Though not a piper himself he clearly understood the importance of chronicling the emergence of these Scottish instruments that had been forgotten for well over a century and was keen to record for posterity as much as possible of this exciting revival. Right from the start he recorded and took detailed notes of each competition and these are to be found in the SSS archives. The Society owes a lot to Peter. (Ed: these recordings were catalogued a few years ago; the recordings themselves are still only reel-to-reel and require permissions to broadcast.)

He certainly had an impact on my pipemaking as it was he who first encouraged me to go to Nova Scotia to measure the Iain Dall chanter which I did a few years later. This has become a lifelong research project for me ever since; thank you, Peter!

More recently, when I told him that my son had moved to India he sent me a couple of photos of Highland pipemakers that he had taken in 1986 on a research visit to Meerut; a town north of Delhi. I was fascinated by this and, armed with the photos, travelled there in 2017 to meet pipe makers who I was delighted to find still working. It was a memorable trip and I was happy to send him an account of my visit. Once again, thank you Peter!

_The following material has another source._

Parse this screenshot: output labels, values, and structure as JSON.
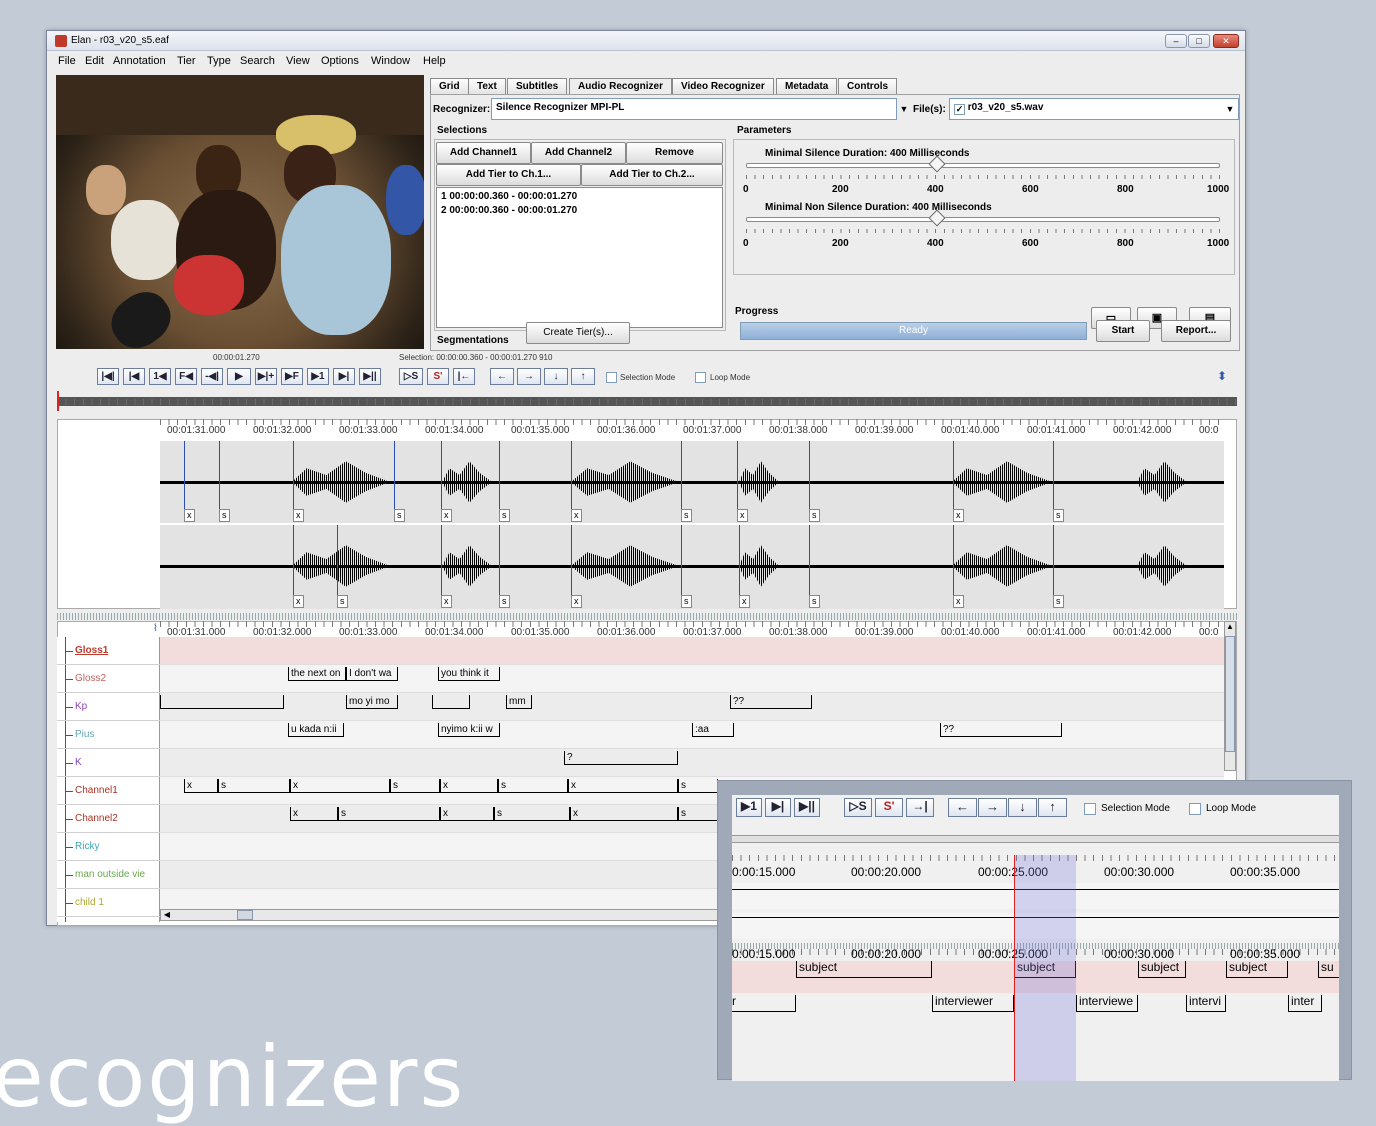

Reading Alison McMorland’s obituary of him in Living Tradition magazine has made me realise how little I knew about this modest, generous and inspiring man whose life and work has had an enormous impact on so many people. She describes him as ‘an internationally renowned ethnomusicologist, musician, musical director, lecturer, founder of forums, archivist (whose) life’s work embraced and touched a myriad of people.’

He was certainly an influence on the LBPS and on my life, and there will be many other musicians, musical researchers and singers who owe gratitude to him for the help and encouragement he gave.  I would love to hear from other members of the LBPS about their memories of Peter.